For mild blackheads and whiteheads, a gentle cleanser with salicylic acid or benzoyl peroxide helps keep pores clear. For more inflamed, painful breakouts, topical retinoids are the standard recommendation. The key is consistency rather than spot-treating in a panic once a pimple appears. If you notice your breakouts follow a predictable monthly cycle, starting your active skincare ingredients a few days before your period is expected gives them time to work.

Take Your Mood Seriously

Feeling irritable, sad, or emotionally flat during your period isn’t “just in your head.” Estrogen and progesterone directly influence serotonin, the neurotransmitter most associated with mood stability. When both hormones drop sharply right before and during menstruation, serotonin activity drops with them. Research from the Max Planck Institute found that just before menstruation, the brain increases its rate of clearing serotonin from synapses, which can directly explain the low mood many people experience.

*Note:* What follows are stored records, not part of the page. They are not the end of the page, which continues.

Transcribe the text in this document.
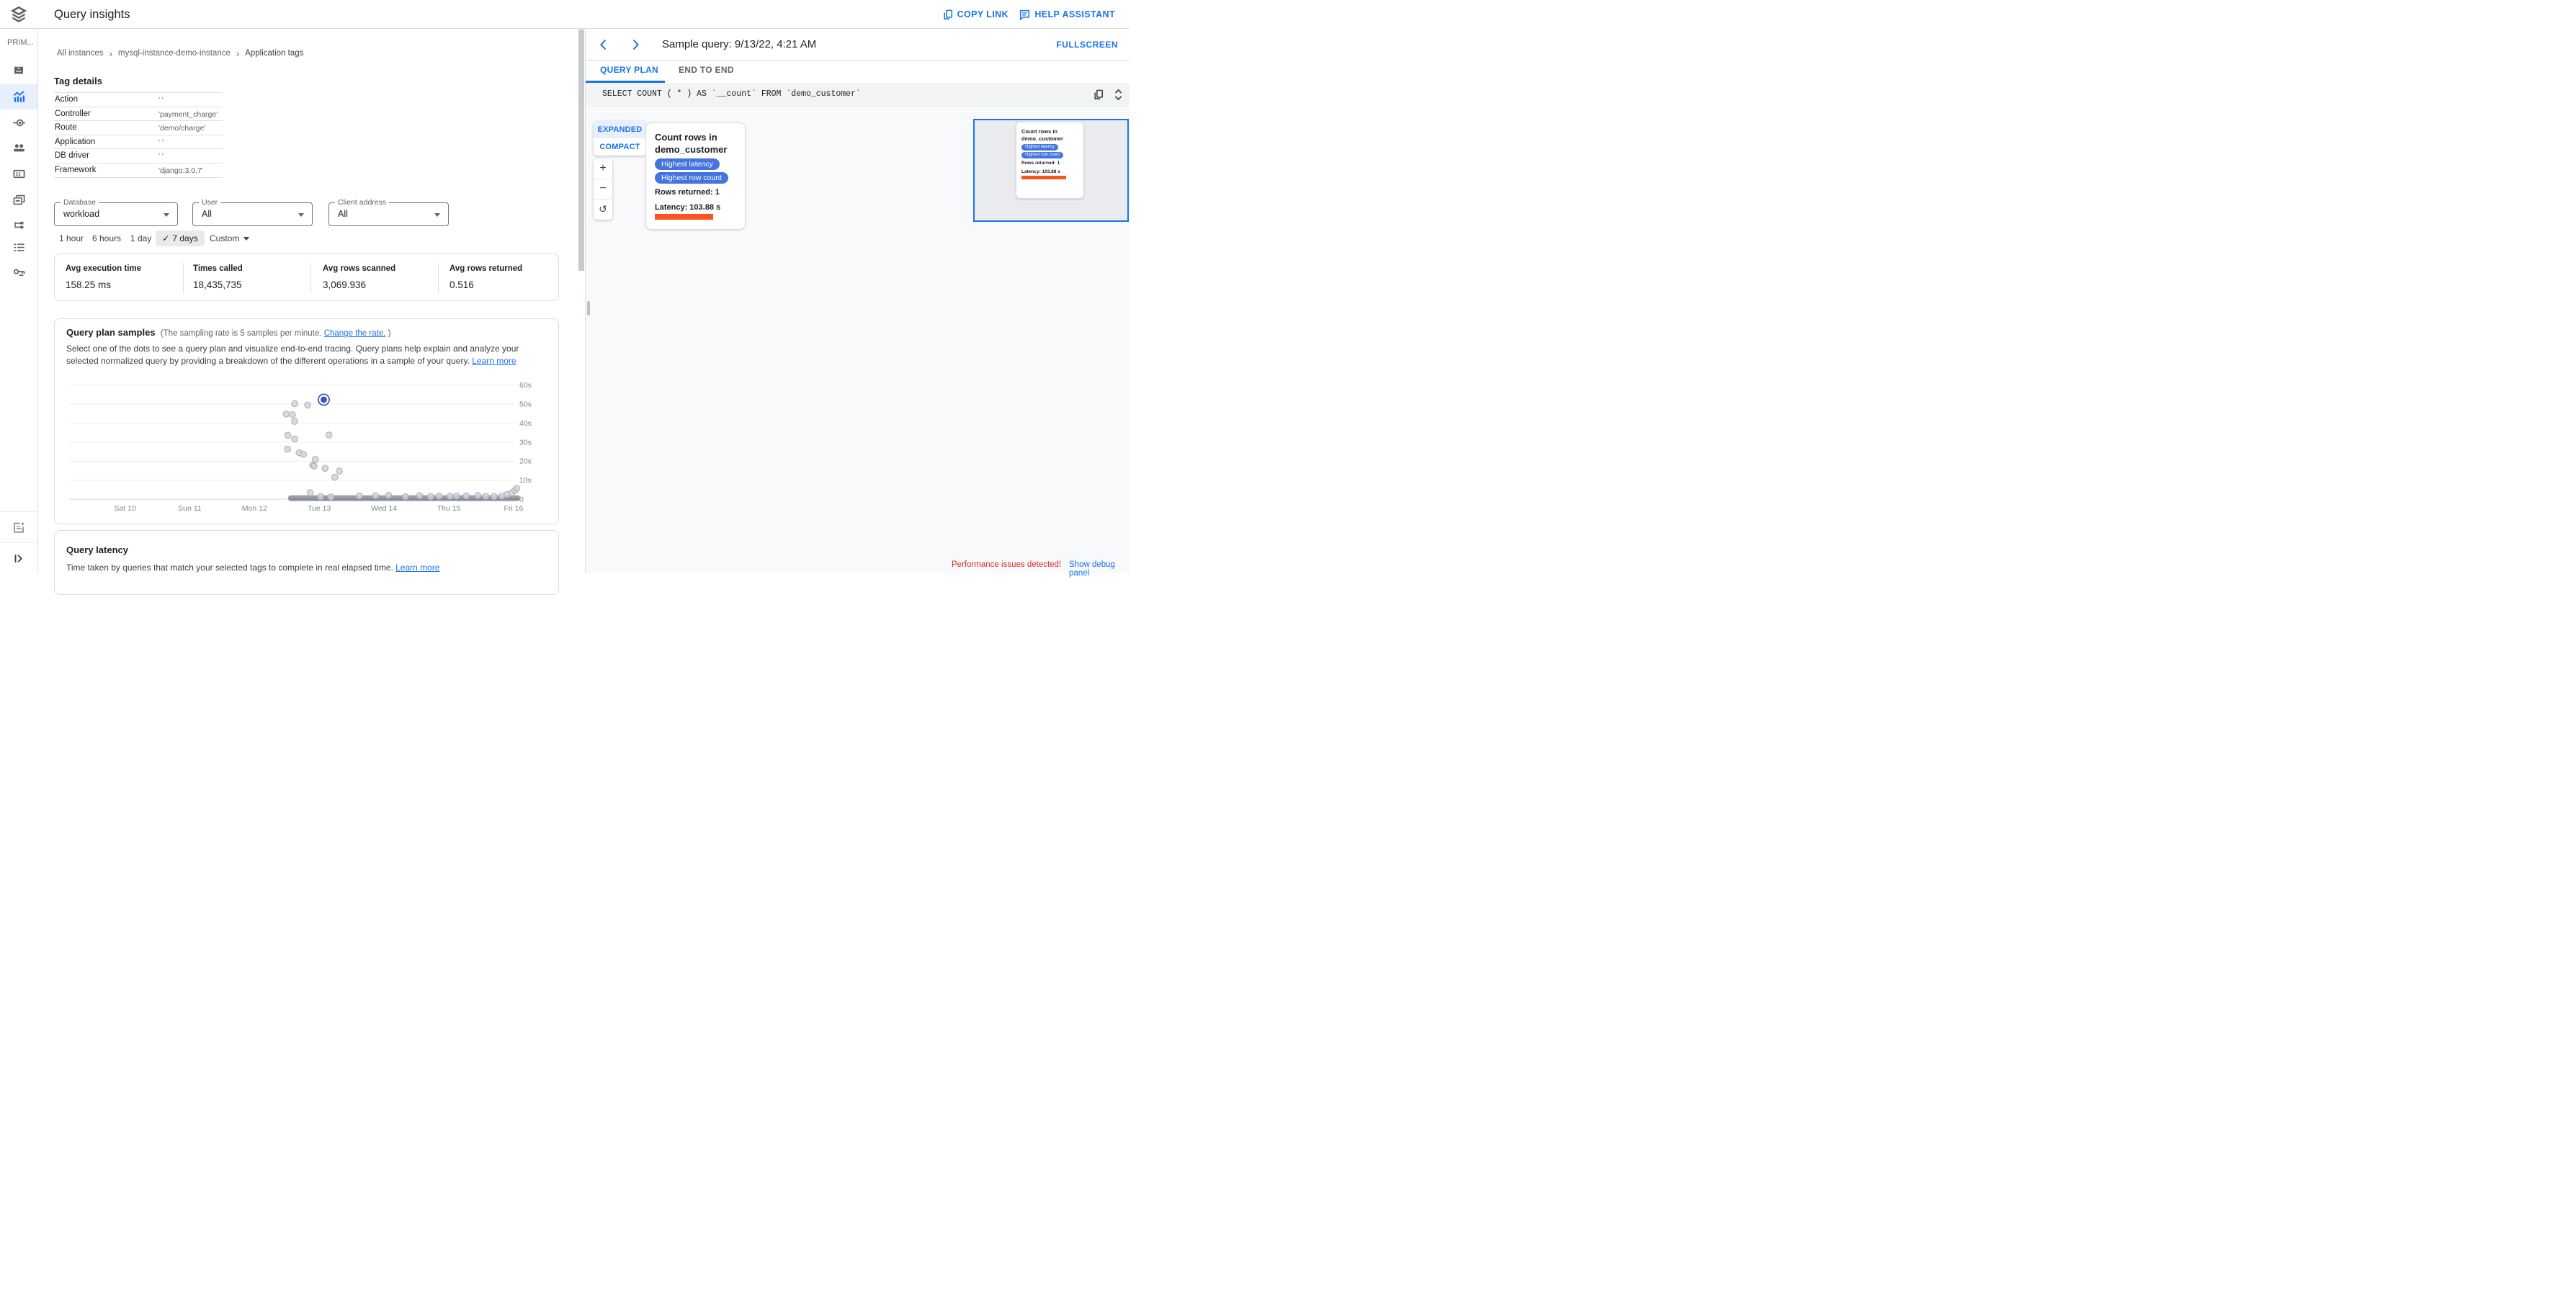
Query insights	COPY LINK	HELP ASSISTANT
PRIM...
All instances › mysql-instance-demo-instance › Application tags
Tag details
Action	' '
Controller	'payment_charge'
Route	'demo/charge'
Application	' '
DB driver	' '
Framework	'django:3.0.7'
Database
workload
User
All
Client address
All
1 hour 6 hours 1 day	✓ 7 days	Custom
Avg execution time
158.25 ms
Times called
18,435,735
Avg rows scanned
3,069.936
Avg rows returned
0.516
Query plan samples (The sampling rate is 5 samples per minute. Change the rate. )
Select one of the dots to see a query plan and visualize end-to-end tracing. Query plans help explain and analyze your selected normalized query by providing a breakdown of the different operations in a sample of your query. Learn more
60s
50s
40s
30s
20s
10s
0
Sat 10	Sun 11	Mon 12	Tue 13	Wed 14	Thu 15	Fri 16
Query latency
Time taken by queries that match your selected tags to complete in real elapsed time. Learn more
Sample query: 9/13/22, 4:21 AM	FULLSCREEN
QUERY PLAN END TO END
SELECT COUNT ( * ) AS `__count` FROM `demo_customer`
EXPANDED
COMPACT
+
−
↺
Count rows in demo_customer
Highest latency
Highest row count
Rows returned: 1
Latency: 103.88 s
Count rows in demo_customer
Highest latency
Highest row count
Rows returned: 1
Latency: 103.88 s
Performance issues detected! Show debug panel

For most people, this passes within the first few days of bleeding. Light exercise, adequate sleep, and reducing caffeine and alcohol can all buffer the mood dip. Spending time on things that genuinely comfort you, whether that’s a favorite show, time with a friend, or simply a quieter schedule, isn’t indulgent. It’s a reasonable response to a real neurochemical shift. If your mood changes are severe enough to interfere with work, relationships, or daily functioning every cycle, that pattern has a clinical name (PMDD) and effective treatments exist.

Know What’s Normal and What’s Not

A typical period lasts 3 to 7 days with total blood loss between 30 and 80 mL, roughly 2 to 5 tablespoons. If you’re soaking through a pad or tampon every hour for several consecutive hours, passing large clots, or bleeding for more than 7 days, your flow has crossed into heavy territory. The clinical threshold is 80 mL per cycle, but since nobody measures that at home, the practical signal is how fast you’re going through products during your heaviest flow.

Cramps that don’t respond at all to pain relievers, or pain that gets significantly worse over time from one cycle to the next, can point to conditions like endometriosis or fibroids. Tracking your cycle length, flow heaviness, and pain levels for a few months gives you concrete information to share if you do need medical evaluation.